As biochar reacts with the soil in the first three weeks, it can stimulate seed germination and seedling growth. Over the next six months, reactive surfaces on biochar particles are formed, improving nutrient supply to plants. Biochar begins to ‘age’ in the soil after three to six months, forming microaggregates that protect organic matter from decomposition.

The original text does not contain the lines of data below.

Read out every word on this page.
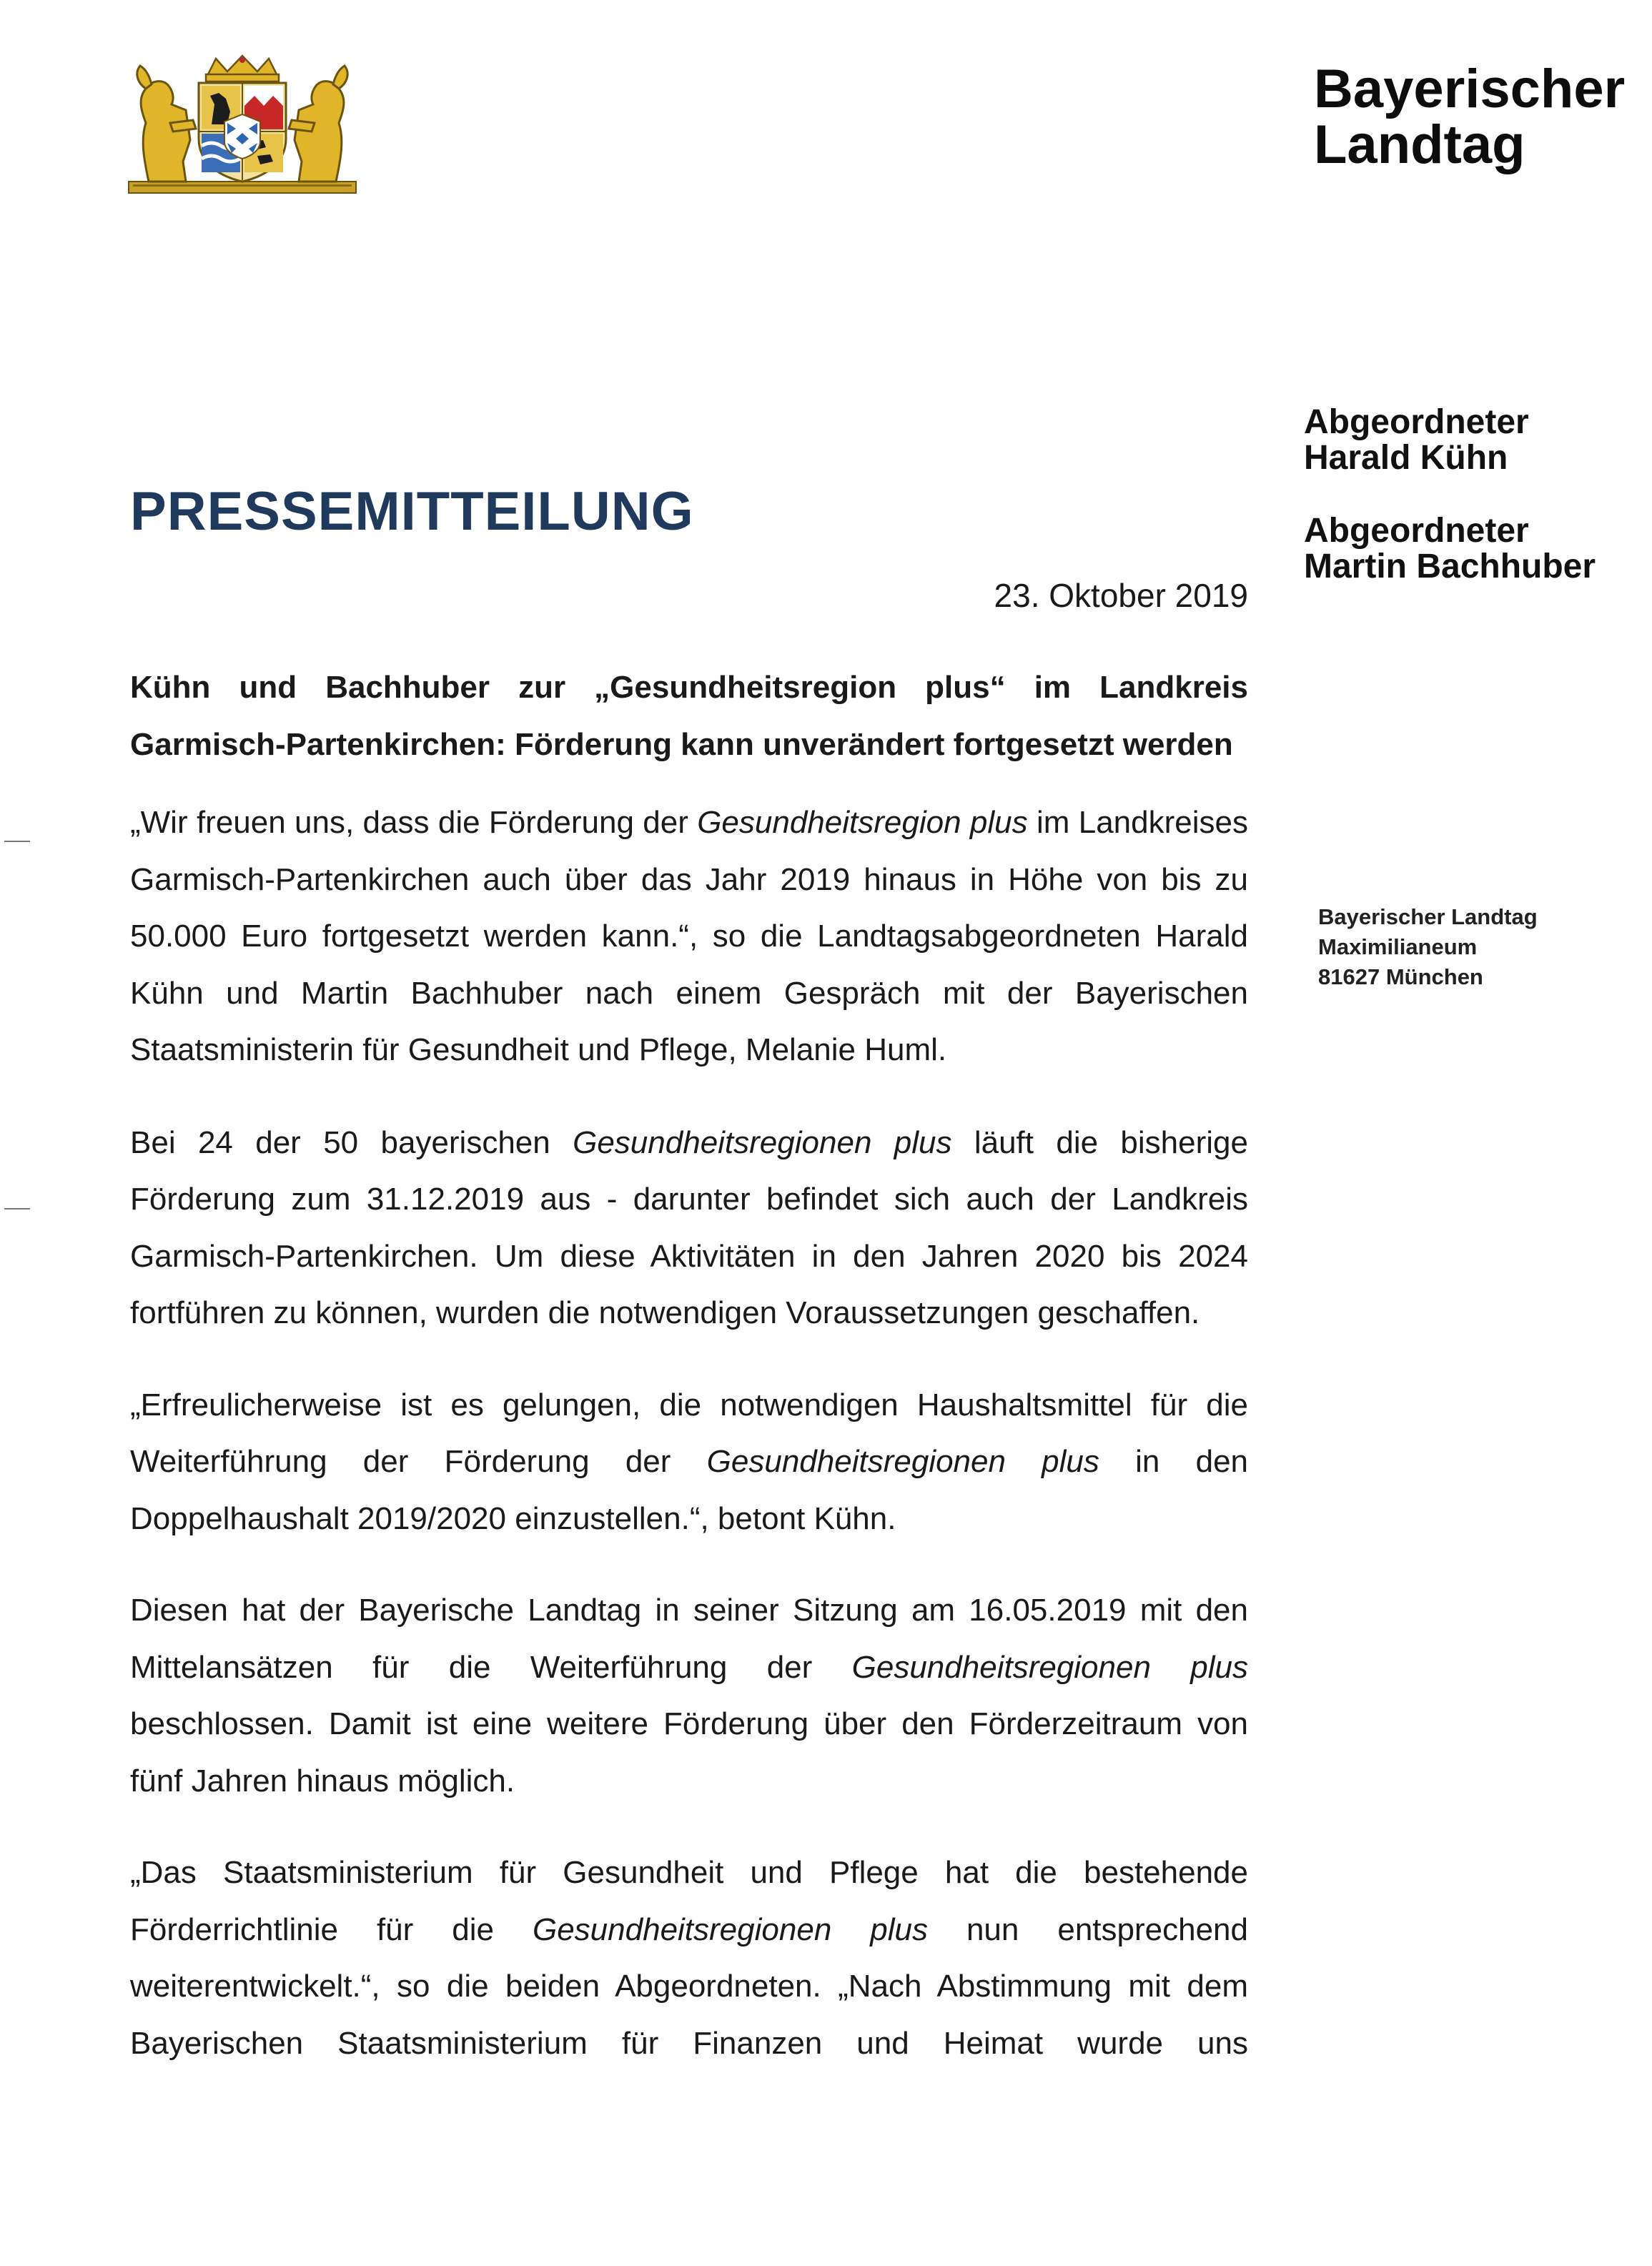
Bayerischer
Landtag
Abgeordneter
Harald Kühn
Abgeordneter
Martin Bachhuber
PRESSEMITTEILUNG
23. Oktober 2019
Bayerischer Landtag
Maximilianeum
81627 München

Kühn und Bachhuber zur „Gesundheitsregion plus“ im Landkreis Garmisch-Partenkirchen: Förderung kann unverändert fortgesetzt werden

„Wir freuen uns, dass die Förderung der Gesundheitsregion plus im Landkreises Garmisch-Partenkirchen auch über das Jahr 2019 hinaus in Höhe von bis zu 50.000 Euro fortgesetzt werden kann.“, so die Landtagsabgeordneten Harald Kühn und Martin Bachhuber nach einem Gespräch mit der Bayerischen Staatsministerin für Gesundheit und Pflege, Melanie Huml.

Bei 24 der 50 bayerischen Gesundheitsregionen plus läuft die bisherige Förderung zum 31.12.2019 aus - darunter befindet sich auch der Landkreis Garmisch-Partenkirchen. Um diese Aktivitäten in den Jahren 2020 bis 2024 fortführen zu können, wurden die notwendigen Voraussetzungen geschaffen.

„Erfreulicherweise ist es gelungen, die notwendigen Haushaltsmittel für die Weiterführung der Förderung der Gesundheitsregionen plus in den Doppelhaushalt 2019/2020 einzustellen.“, betont Kühn.

Diesen hat der Bayerische Landtag in seiner Sitzung am 16.05.2019 mit den Mittelansätzen für die Weiterführung der Gesundheitsregionen plus beschlossen. Damit ist eine weitere Förderung über den Förderzeitraum von fünf Jahren hinaus möglich.

„Das Staatsministerium für Gesundheit und Pflege hat die bestehende Förderrichtlinie für die Gesundheitsregionen plus nun entsprechend weiterentwickelt.“, so die beiden Abgeordneten. „Nach Abstimmung mit dem Bayerischen Staatsministerium für Finanzen und Heimat wurde uns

According to Prof. Joseph, the study discovered that the best responses to biochar were in acidic and sandy soils where biochar was applied in conjunction with fertilizer. “We discovered that the beneficial effects of biochar were dose-dependent, as well as dependent on matching the properties of the biochar to soil constraints and plant nutrient requirements,” Prof. Joseph explains.
“Plants, particularly those in low-nutrient, acidic soils common in the tropics and humid subtropics, such as the north coast of New South Wales and Queensland, could benefit significantly from biochar.” Sandy soils in Western Australia, Victoria, and South Australia, particularly in dryland regions prone to drought as a result of climate change, would also benefit greatly.”
Prof. Joseph AM specializes in the creation of engineered stable biochar from agricultural, urban, and forestry waste. Since being introduced to biochar by Indigenous Australians in the 1970s, he has been researching its benefits in promoting healthy soils and addressing climate change. He claims that Indigenous peoples in Australia, Latin America (particularly the Amazon basin), and Africa have been using biochar for crop production and soil health for hundreds of years.
Biochar was also used as a feed supplement for animals in the 17th century. However, despite the fact that Australian researchers have been studying biochar since 2005, it has been slow to gain traction as a commercial product, with Australia producing around 5000 tonnes per year. “This is due, in part, to the small number of large-scale demonstration programs that have been funded, as well as farmers’ and government advisors’ lack of knowledge about biochar, regulatory hurdles, and a lack of venture capital and young entrepreneurs to fund and build biochar businesses,” Prof. Joseph explains.
In comparison, the United States produces approximately 50,000 tonnes per year, while China produces more than 500,000 tonnes per year. Prof. Joseph, who has been awarded the Order of Australia for his work in renewable energy and biochar, believes that in order for biochar to be widely adopted, it must be easily integrated into farming operations and shown to be economically viable. “We’ve done the science; what we lack is enough resources to educate and train people, to set up demonstrations so farmers can see the benefits of using biochar, and to develop this new industry,” he says.
This is gradually changing as large corporations purchase carbon dioxide reduction certificates (CORCs) to offset their emissions, raising the profile of biochar in Australia. Biochar has a wide range of applications. Prof. Joseph co-authored a recent study published in International Materials Reviews that detailed the less well-known uses of biochar, such as as a construction material, to reduce toxins in the soil, grow microorganisms, in animal feed, and for soil remediation. According to him, UNSW has a collaborative grant with a Norwegian company and university to develop a biochar-based anti-microbial coating to kill pathogens in water and find use in air filtration systems.
Stephen Joseph is a member of the Biochar Industries Group of Australia and New Zealand. For the development and testing of biochars, the universities where he works have received grants from both the state and federal governments, as well as from private companies. He has also assisted businesses and farmers in developing biochars and biochar-making equipment.